By any reasonable standard Yo La Tengo are good tonight, but despite their commitment it just doesn’t add up to an awesome night out.


YO LA TENGO Popular Songs (Matador)

Predictably, "Popular Songs" is simply another great Yo La Tengo album, made with love and care and packaged with wit. The first disc of the fine-sounding double vinyl edition showcases their poppier sides; the second finds them stretchin' out.

 "Here To Fall" is a slo-mo piledriver of an opener; "Avalon Or Someone Very Similar" sounds like Vashti Bunyan fronting My Bloody Valentine, just as lovely an exercise in reality as it seems on paper. All woozy and hallucinogenic, "By Two's" could be a defocused Galaxie 500, its glacial calm shattered by the genteel garage rock of "Nothing To Hide" that follows it. "Periodically Double Or Triple" approximates Talking Heads' buttoned-down funk, and "If It's True" is a glorious Motown-style duet. Heading for a seamless fusion of loungecore and folk, "I'm On My Way" actually ends up sounding pleasingly reminiscent of  American Music Club, and "When It's Dark" evokes the Tengo's own spectral cover of Sandy Denny's "By The Time It Gets Dark". Although an exquisite pop song, "All Your Secrets" infuriates me because its most prominently repeated lyric, "Before The Riot", isn't its title.

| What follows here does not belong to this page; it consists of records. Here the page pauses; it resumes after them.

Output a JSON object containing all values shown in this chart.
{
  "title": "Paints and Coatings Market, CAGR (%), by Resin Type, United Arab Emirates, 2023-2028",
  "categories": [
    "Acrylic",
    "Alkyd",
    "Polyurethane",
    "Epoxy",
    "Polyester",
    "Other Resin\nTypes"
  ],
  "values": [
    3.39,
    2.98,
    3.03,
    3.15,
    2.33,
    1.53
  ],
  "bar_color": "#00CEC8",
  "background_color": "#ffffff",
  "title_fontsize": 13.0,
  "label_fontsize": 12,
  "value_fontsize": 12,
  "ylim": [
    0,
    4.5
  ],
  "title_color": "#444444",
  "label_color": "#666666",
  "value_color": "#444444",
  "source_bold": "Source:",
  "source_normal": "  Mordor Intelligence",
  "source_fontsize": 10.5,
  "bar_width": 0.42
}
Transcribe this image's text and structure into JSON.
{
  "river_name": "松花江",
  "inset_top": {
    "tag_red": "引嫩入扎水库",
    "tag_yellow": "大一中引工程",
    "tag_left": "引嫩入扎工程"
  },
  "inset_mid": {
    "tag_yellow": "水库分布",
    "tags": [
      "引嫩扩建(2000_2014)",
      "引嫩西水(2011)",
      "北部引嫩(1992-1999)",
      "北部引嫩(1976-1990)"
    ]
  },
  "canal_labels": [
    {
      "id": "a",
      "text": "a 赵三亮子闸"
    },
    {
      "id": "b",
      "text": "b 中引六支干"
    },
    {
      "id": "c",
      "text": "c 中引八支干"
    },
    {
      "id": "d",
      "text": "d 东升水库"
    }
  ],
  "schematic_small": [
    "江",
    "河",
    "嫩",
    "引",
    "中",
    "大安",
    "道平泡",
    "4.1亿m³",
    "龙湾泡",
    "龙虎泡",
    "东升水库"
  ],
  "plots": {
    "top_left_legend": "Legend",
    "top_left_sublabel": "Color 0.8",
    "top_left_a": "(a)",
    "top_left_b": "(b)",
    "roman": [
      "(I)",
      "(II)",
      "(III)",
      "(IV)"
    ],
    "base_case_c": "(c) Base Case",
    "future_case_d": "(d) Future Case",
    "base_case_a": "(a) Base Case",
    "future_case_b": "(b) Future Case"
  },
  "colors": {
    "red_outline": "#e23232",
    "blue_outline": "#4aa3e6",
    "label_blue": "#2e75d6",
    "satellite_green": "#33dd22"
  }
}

The second disc contains three longer-form pieces that draw on the band's seemingly limitless ability to refashion the third Velvet Underground album into fascinating new shapes. "More Stars Than There Are In Heaven" is ten minutes of chugging Mo Tucker rhythms, spangled guitars and ethereal vocals, and on "The Fireside" a heavily reverbed acoustic guitar lazily unfurls itself into a melody. "And The Glitter Is Gone" takes up the entire final side with 16 minutes of fuzz, feedback and intricate Krautrock: it's running on the spot, admittedly, but entertainingly.

 For all the album's magpie-eared diversity, as evidenced by the playlist of comparisons that can be brought to bear when discussing it, it still sounds remarkably cohesive, clearly the work of a single band, every song haloed in the same rosy, satisfying glow. Nothing life-changing here, perhaps, but there's plenty that's life-affirming.